Dear Class of 1971,
This is the year of La Grande High School’s 30th class reunion. To date, I have not received an invitation to any of the reunions. I will chalk this up to the fact that I moved a lot after college. I think I was Kansas City during the 10th year and Los Angeles the 20th. I’m living in Portland now and would have like to have come to our thirtieth. But since I won’t be there I thought I’d fill you in on my life.
It won’t surprise most of you that I grew up to be a preacher. I was obnoxiously religious during high school. I had actually started preaching while I was in junior high. I went to graduate school and received a Masters of Divinity. I was ordained by the Church of the Nazarene. I worked in a variety of small churches. Eventually I wandered over into the Methodist camp and was a United Methodist pastor for four and a half years. People often ask me what the difference between a Nazarene and Untied Methodist is … a United Methodist is a Nazarene who can read.
I know that a common reunion game is to put a yearbook photo next to a current photo. I don’t think there is much resemblance by now. I look a lot like my father, Homer. I am short, fat and bald. I wear a beard that is getting more salt than pepper these days. I am a bad dresser.

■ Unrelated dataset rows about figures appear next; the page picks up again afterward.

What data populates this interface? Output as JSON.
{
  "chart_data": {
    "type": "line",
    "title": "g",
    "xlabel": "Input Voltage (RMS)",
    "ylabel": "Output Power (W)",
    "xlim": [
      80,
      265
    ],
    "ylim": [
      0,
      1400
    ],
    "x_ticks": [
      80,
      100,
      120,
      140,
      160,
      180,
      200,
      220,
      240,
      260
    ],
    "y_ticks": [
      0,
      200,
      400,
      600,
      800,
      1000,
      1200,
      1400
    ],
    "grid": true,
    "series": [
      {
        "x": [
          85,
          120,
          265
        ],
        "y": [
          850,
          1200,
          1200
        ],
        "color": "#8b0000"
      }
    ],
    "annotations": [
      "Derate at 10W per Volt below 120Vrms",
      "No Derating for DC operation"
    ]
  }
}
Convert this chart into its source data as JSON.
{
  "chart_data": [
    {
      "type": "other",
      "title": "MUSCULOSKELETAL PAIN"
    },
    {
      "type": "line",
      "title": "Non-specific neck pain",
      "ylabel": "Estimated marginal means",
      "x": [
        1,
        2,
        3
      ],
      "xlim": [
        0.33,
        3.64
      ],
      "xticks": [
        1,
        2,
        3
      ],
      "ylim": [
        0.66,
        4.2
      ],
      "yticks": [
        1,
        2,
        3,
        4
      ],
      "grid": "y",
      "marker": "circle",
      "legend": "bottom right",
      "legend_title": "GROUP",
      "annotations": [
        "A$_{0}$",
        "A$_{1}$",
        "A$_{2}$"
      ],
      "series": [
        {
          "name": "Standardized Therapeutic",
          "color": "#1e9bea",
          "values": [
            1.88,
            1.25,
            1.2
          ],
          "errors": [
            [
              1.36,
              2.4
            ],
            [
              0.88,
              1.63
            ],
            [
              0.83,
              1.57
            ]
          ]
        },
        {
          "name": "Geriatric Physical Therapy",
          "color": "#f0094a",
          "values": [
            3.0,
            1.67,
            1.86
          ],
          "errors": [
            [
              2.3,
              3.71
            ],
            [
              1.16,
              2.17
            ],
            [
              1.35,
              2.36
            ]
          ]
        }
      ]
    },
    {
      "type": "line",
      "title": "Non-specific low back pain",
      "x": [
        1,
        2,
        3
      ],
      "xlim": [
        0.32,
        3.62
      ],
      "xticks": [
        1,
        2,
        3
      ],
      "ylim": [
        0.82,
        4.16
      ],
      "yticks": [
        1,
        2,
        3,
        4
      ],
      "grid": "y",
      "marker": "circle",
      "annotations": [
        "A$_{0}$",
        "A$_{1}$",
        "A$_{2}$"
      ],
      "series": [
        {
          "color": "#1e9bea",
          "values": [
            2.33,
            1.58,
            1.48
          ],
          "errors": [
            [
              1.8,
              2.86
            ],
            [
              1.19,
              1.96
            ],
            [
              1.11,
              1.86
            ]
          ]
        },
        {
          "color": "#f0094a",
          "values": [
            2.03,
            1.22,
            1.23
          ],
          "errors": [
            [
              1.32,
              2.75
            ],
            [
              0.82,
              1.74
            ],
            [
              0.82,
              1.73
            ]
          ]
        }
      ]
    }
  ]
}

I am assuming that most of you are married now and that some of you have been married a few times since 1971. There are probably even a few grandpas and grandmas in our class by now. I never married. I came close in 1976. But I knew I was gay and that I would do a disservice to both of us. Yeah, I knew was gay from my earliest memory. By the fourth grade (Go! Riveria River Rats!) I knew the word for it by research at our small downtown library. By high school I told my pastor but he said it was just a phase and I would grow out of it. Because of my religious upbringing I simply submerged my sexual orientation. I didn’t date in high school and didn’t go to the proms on “religious grounds.” Because of my physical disabilities I didn’t take gym. When I was a junior I contemplated suicide. It was not a serious thought, probably more of a sad melancholy that no one could ever understand me in this little town.
I am 48 and out now. When I came out there was not a place for me in the United Methodist Church and the Nazarenes have officially removed my ordination. I occasionally attend a local gay church but really love having Sundays off. I don’t have a partner or a boyfriend. I do date some now. The funniest thing about being out in Portland is meeting gay men who grew up in La Grande. I haven’t met anyone from the class of ‘71, but there was a guy a few years ahead of me and a guy a few years after me. If there were anyone in the class of ‘71 I would love to hear from you. But more importantly, if you are reading this and are gay and in high school now … it is not a phase and you are not alone. Coming out in a small town like La Grande is probably not an option, but you can at least come out to yourself.
Well, I’m sorry I won’t be at the reunion. I’m dying of curiosity about so many of you … Dennis, remember the camping trip to the coast? Molly do you still play French horn? Mike, did you become a songwriter? And there are a couple of teachers I wanted to thank: Mrs. Sunderman, taking your speech class really helped me … Mrs. Wright, I loved creative writing and thanks for letting me talk you into putting our chairs in a circle and for sponsoring Seminar. Is Mrs. Faulkner still living? I was in every choir you ever directed, Betty … oh, except Girls’ Choir!
Life probably has not turned out the way any of us predicted. It never does. I would love hearing from you to see if any of us even got close to what we thought might become.
Blue! White! Fight! Fight! Go Tigers!